Die Besonderheit der rot-weiß-rot eingefärbten Blechdose: In dem kleinen Gefäß brachten die Schüler Satellitentechnologie unter, die Temperatur, Luftdruck und UV-Strahlung messen und an eine Bodenstation übertragen kann. "Yes, we cansat!" nannten sie das Projekt, das sich 2012 für die europäische "CanSat Competition" qualifizierte.

Jährlich treffen dabei Schülerteams aus ganz Europa zusammen, um Minisatelliten zu entwerfen und zusammenzubauen. Schließlich werden die Hightech-Dosen mithilfe von Trägerraketen rund tausend Kilometer in die Höhe geschossen. Basisstationen werten in Echtzeit die gesammelten Daten aus. Das "Yes, we cansat!"-Team spickte seinen Satelliten zusätzlich mit einer Kamera und einem Sicherheitsspeicher.

Rakete aus Studentenhand

Für die Weiterentwicklung von Experimentalraketen engagiert sich das "Space Team" der Technischen Universität Wien. Zwölf Studierende aus unterschiedlichen Disziplinen haben den Verein vor zwei Jahren ins Leben gerufen. Erst kürzlich schossen sie im Rahmen des französischen C' Space-Events ihre dritte Rakete ab. Nach Origin und Hornet startete heuer Black Bird.

Die letzte Konstruktion konnten die jungen Forscher leider nicht im Technischen Museum präsentieren - ihr Flug endete in einer Bruchlandung. Demotivieren lassen sie sich davon nicht. "Wir konnten alle Daten erheben und wissen genau, was passiert ist", erzählten sie. Der Verein plant weitere Raketenprojekte und sprach beim Space Day darüber, Forschungsgelder für diese aufzutreiben - der Blick wanderte dabei zu Ludwig Hofer, der in der FFG für das Austrian Space Applications Programme (ASAP) zuständig ist. ASAP ist die wichtigste Förderung für Weltraumforschung in Österreich und Fixpunkt im Strategiepapier. Von der FFG durchgeführt und vom Infrastrukturministerium finanziert, versteht es sich als "Hebelprogramm", wie Hofer erklärte.

Es sei darauf angelegt, die unterstützten Projekte in weiterer Folge in EU- und ESA-Programme hineinzuhebeln, damit sie sich etablieren können. Seit 2002 wurden 241 Projekte mit 55 Millionen Euro gefördert - industrielle sowie Grundlagenforschung; Einzelprojekte sowie Kooperationen; universitäre wie private Institutionen. Die zehnte Ausschreibung ist nun offen. Die Einreichfrist endet heuer am 4. November.

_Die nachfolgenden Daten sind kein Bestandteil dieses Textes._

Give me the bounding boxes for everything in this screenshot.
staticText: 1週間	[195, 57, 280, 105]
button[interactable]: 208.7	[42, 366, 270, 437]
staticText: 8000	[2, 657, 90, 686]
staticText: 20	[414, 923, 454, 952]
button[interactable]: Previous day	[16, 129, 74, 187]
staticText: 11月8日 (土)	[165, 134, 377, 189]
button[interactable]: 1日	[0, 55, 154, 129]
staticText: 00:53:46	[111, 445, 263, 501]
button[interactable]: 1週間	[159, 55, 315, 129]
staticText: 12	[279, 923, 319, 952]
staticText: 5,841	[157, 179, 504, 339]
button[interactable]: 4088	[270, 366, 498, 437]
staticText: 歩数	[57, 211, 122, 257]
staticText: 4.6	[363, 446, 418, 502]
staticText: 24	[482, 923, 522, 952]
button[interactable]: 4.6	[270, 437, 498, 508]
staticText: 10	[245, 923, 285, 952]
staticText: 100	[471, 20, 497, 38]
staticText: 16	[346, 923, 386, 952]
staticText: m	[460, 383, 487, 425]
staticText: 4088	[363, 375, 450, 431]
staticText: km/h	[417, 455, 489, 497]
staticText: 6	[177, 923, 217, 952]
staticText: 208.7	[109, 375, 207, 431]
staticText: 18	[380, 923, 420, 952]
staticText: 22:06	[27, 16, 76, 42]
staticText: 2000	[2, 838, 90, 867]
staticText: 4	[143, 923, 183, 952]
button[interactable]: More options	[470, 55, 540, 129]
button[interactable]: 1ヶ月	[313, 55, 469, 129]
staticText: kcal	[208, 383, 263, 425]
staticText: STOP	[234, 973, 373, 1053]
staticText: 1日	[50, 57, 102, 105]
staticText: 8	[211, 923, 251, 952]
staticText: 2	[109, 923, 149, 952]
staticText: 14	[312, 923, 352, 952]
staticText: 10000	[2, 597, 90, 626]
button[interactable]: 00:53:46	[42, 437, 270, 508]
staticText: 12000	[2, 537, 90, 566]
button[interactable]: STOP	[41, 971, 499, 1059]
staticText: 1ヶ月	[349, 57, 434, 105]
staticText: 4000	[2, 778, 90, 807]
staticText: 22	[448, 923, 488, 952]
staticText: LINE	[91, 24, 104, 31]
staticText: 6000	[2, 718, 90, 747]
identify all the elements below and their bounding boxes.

"Wir schreiben ASAP in einer interessanten Zeit aus", sagte Harald Posch vom Bereich Luft- und Raumfahrt der FFG. Auch das neue EU-Forschungsrahmenprogramm Horizon 2020 bringe, wenn auch nicht viel mehr Geld, doch wesentlich mehr Entscheidungsmöglichkeiten für die Erforschung des Weltraums.

Die Erforschung und Nutzung des Weltraums wird zunehmend systematischer - das zeigte sich in zahlreichen Diskussionen am Space Day: Begriffe wie "Weltraumrecht" oder "Weltrauminfrastruktur" machen das deutlich.

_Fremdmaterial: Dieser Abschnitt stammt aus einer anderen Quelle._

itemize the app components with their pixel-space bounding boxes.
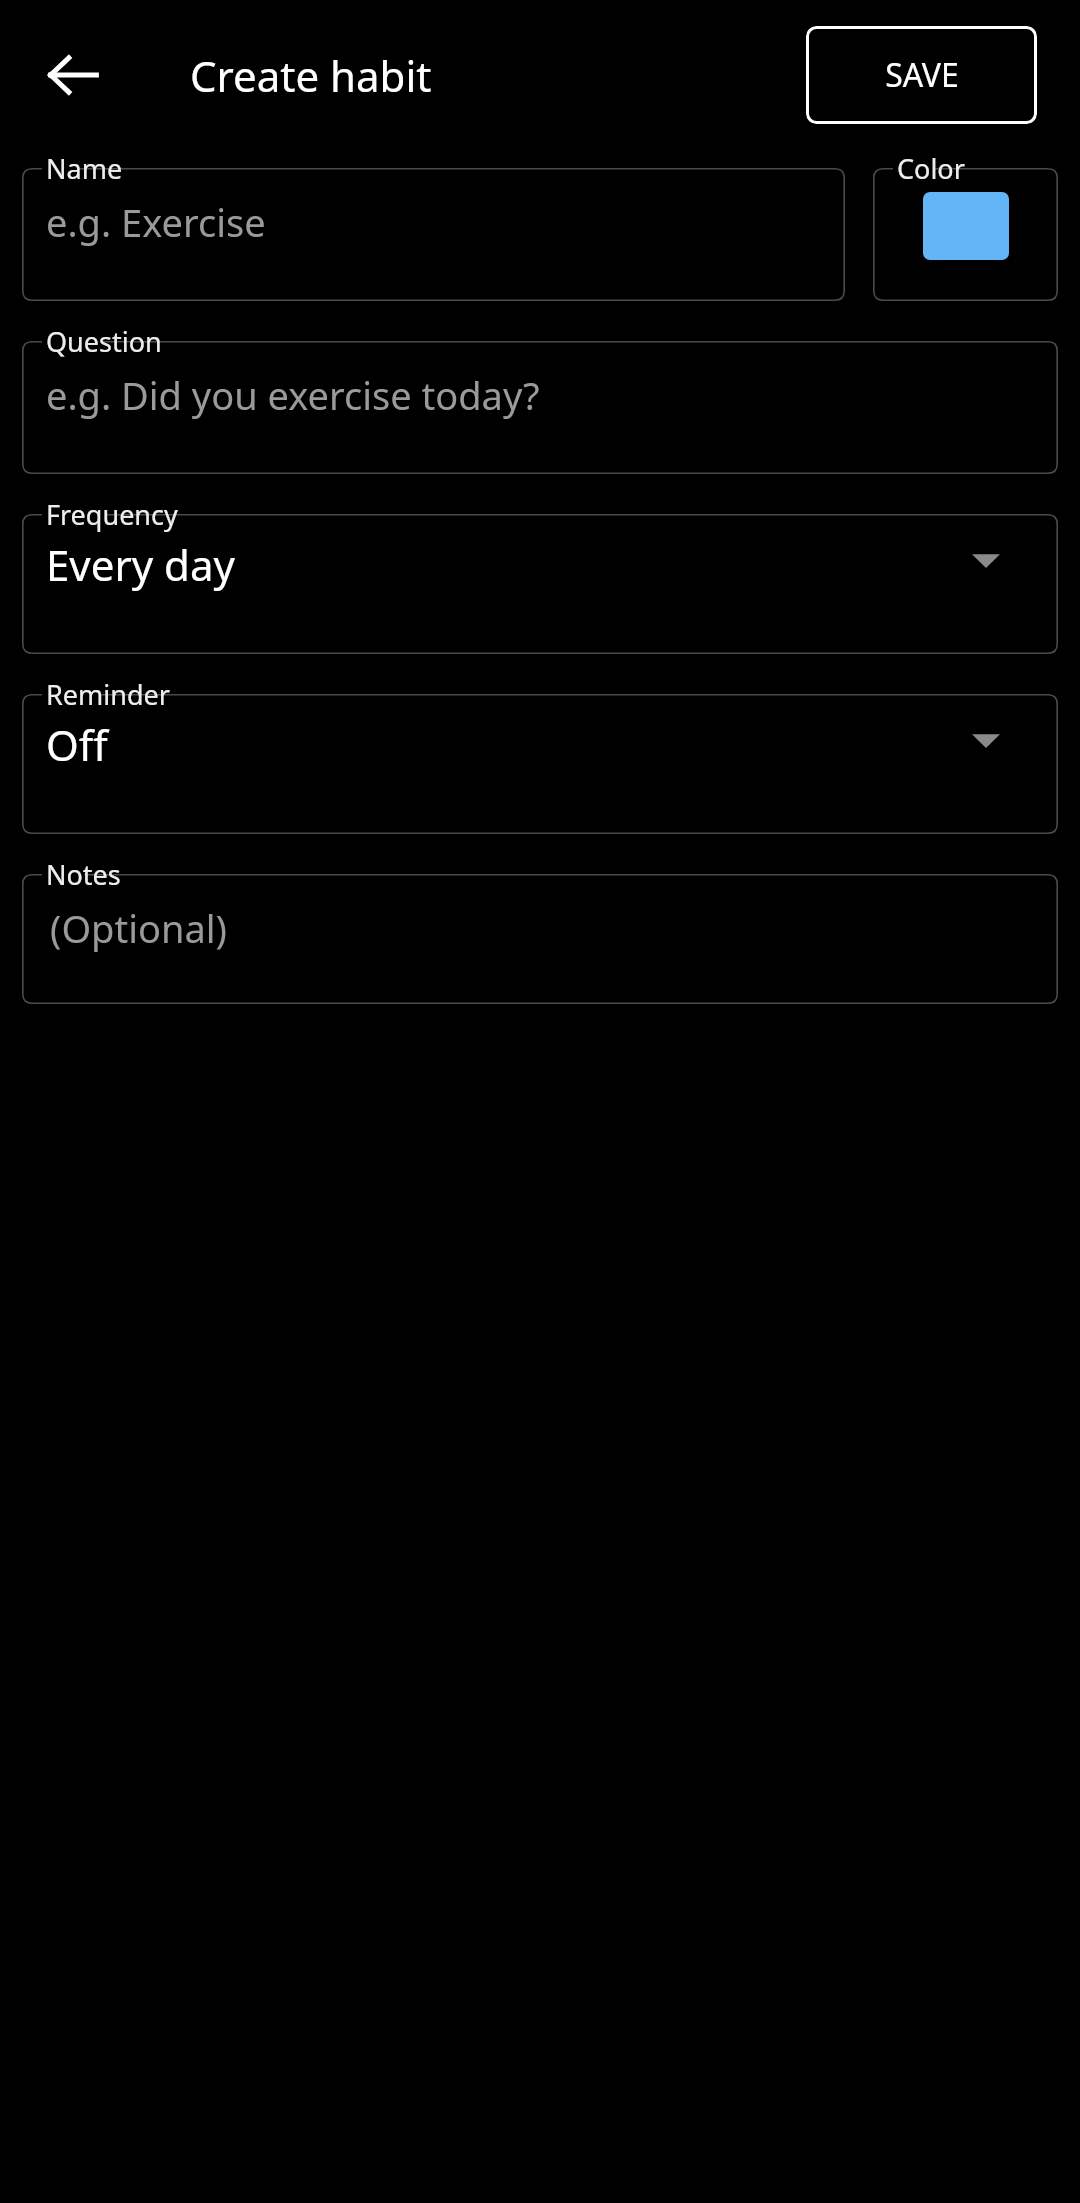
staticText: Color (897, 150, 965, 187)
staticText: Off (46, 716, 108, 773)
staticText: Reminder (46, 676, 170, 713)
button[interactable] (923, 192, 1009, 260)
staticText: e.g. Exercise (46, 196, 266, 248)
staticText: (Optional) (50, 902, 227, 954)
staticText: Create habit (190, 47, 432, 104)
button[interactable]: SAVE (806, 26, 1037, 124)
staticText: SAVE (885, 53, 959, 97)
button[interactable]: Name (22, 150, 845, 301)
button[interactable]: Color (873, 150, 1058, 301)
staticText: Notes (46, 856, 121, 893)
staticText: Every day (46, 536, 235, 593)
staticText: e.g. Did you exercise today? (46, 369, 540, 421)
button[interactable]: Notes (22, 856, 1058, 1004)
staticText: Question (46, 323, 162, 360)
button[interactable]: Question (22, 323, 1058, 474)
staticText: Frequency (46, 496, 178, 533)
button[interactable]: Frequency (22, 496, 1058, 654)
button[interactable]: Back (26, 28, 120, 122)
button[interactable]: Reminder (22, 676, 1058, 834)
staticText: Name (46, 150, 123, 187)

Diskutiert wurden die Ausrichtung österreichischer Weltraumforschung in naher Zukunft und ihre Positionierung im internationalen Kontext. Im Speziellen wurden die Förderung junger Weltraumwissenschaft und die Rolle Österreichs in der Europäischen Weltraumorganisation ESA besprochen.

Weltraumtechniken nützen

Ingolf Schädler, Leiter des Bereiches Innovation im Infrastrukturministerium, meinte, die österreichische Weltraumforschung habe sich in den vergangenen zehn Jahren innerhalb der ESA stark etablieren können. "Das war in Zeiten der Krise nicht selbstverständlich." Als eines der großen bevorstehenden Themen bezeichnete Schädler eine gemeinsame europäische Lösung für den Bau der Trägerraketen der Serie "Ariane". Im Vordergrund stehe nun aber vor allem, dass sich all diese Investitionen in Weltraumforschung nicht allein finanziell, sondern durch die Nutzbarmachung neuer Dienstleistungen lohnen sollen. "Die Weltrauminfrastruktur soll am Boden gebündelt und weiterbenutzt werden", sagte Schädler. Wichtige Anwendungen für Österreich liegen neben der Satellitenkommunikation und Navigation im Bereich der Erdbeobachtung. Darunter fallen etwa Raumplanung, Hydrologie und Waldmonitoring.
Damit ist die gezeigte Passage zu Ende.